Material updates may be communicated through:

• Email
• Platform notifications
• Website notices
• In-app communications

where required.

15.8 Continued Use

Where permitted by law, continued use of the Platform following publication of an updated Privacy Policy constitutes acknowledgment of the revised version.

15.9 Severability

If any provision of this Privacy Policy is determined to be invalid or unenforceable, the remaining provisions shall remain in full force and effect.

15.10 No Waiver

Failure to enforce any provision of this Privacy Policy shall not constitute a waiver of that provision or any other provision.

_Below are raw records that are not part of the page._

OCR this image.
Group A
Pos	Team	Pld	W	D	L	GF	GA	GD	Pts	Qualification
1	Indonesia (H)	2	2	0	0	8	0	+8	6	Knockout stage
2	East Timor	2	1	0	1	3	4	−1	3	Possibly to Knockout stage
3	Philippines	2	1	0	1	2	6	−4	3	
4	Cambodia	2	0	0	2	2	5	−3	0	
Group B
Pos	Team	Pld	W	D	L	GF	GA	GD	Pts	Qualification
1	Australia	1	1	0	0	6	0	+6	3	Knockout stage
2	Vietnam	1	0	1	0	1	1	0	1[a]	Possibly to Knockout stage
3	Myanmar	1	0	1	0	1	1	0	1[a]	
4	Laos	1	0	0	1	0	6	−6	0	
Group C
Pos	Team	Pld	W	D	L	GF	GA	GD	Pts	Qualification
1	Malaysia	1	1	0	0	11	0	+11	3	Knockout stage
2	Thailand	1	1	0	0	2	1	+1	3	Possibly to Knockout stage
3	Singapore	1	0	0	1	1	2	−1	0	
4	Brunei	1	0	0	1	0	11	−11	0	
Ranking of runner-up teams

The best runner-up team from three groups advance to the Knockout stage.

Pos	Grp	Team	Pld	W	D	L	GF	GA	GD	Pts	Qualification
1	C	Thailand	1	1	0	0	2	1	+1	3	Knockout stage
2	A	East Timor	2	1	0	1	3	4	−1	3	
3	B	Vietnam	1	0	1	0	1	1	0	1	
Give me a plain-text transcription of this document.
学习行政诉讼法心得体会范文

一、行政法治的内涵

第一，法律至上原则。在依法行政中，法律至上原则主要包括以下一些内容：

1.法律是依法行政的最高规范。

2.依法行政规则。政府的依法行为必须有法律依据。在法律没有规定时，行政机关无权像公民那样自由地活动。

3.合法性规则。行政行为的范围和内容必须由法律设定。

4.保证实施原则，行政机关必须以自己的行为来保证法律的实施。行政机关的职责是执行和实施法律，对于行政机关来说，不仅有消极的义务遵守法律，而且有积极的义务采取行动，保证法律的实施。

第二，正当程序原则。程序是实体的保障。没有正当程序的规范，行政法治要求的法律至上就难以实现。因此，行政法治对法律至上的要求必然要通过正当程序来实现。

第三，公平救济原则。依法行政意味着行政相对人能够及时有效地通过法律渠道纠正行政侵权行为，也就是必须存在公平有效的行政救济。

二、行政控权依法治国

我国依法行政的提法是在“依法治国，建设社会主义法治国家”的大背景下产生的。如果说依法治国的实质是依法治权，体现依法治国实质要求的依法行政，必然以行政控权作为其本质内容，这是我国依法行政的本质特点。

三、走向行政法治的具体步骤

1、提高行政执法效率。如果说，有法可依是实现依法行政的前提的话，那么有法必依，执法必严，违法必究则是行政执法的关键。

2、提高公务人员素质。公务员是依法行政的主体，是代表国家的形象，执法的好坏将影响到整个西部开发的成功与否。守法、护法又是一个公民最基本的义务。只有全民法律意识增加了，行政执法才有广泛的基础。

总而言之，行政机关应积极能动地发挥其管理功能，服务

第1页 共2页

15.11 Governing Relationship

This Privacy Policy supplements:

• Terms of Service
• Marketplace Terms
• AI Policy
• Cookie Policy
• Community Guidelines
• Payment & Refund Policy

Where inconsistencies arise, the document most directly governing the issue shall control.

15.12 Future Technologies

This Privacy Policy applies to current and future Holora technologies including:

• AI systems
• Wearables
• Smart rings
• Smart bands
• Sensors
• Recovery technologies
• Human Performance technologies
• Enterprise technologies

unless superseded by separate privacy notices.

15.13 Privacy Commitment

Holora was built around a simple principle:

People should have access to better understanding of their health, recovery, performance, nutrition, and wellbeing without sacrificing ownership of their personal information.

The purpose of data within Holora is to help Users better understand themselves, receive meaningful guidance, and access global expertise through both artificial intelligence and human Professionals.

Holora’s objective is not to sell health information.

Holora’s objective is to help Users move closer to their goals through understanding, education, guidance, and responsible use of technology.

15.14 Effective Date

This Privacy Policy becomes effective on the date published by Holora Performance Ltd. and remains effective until replaced by an updated version.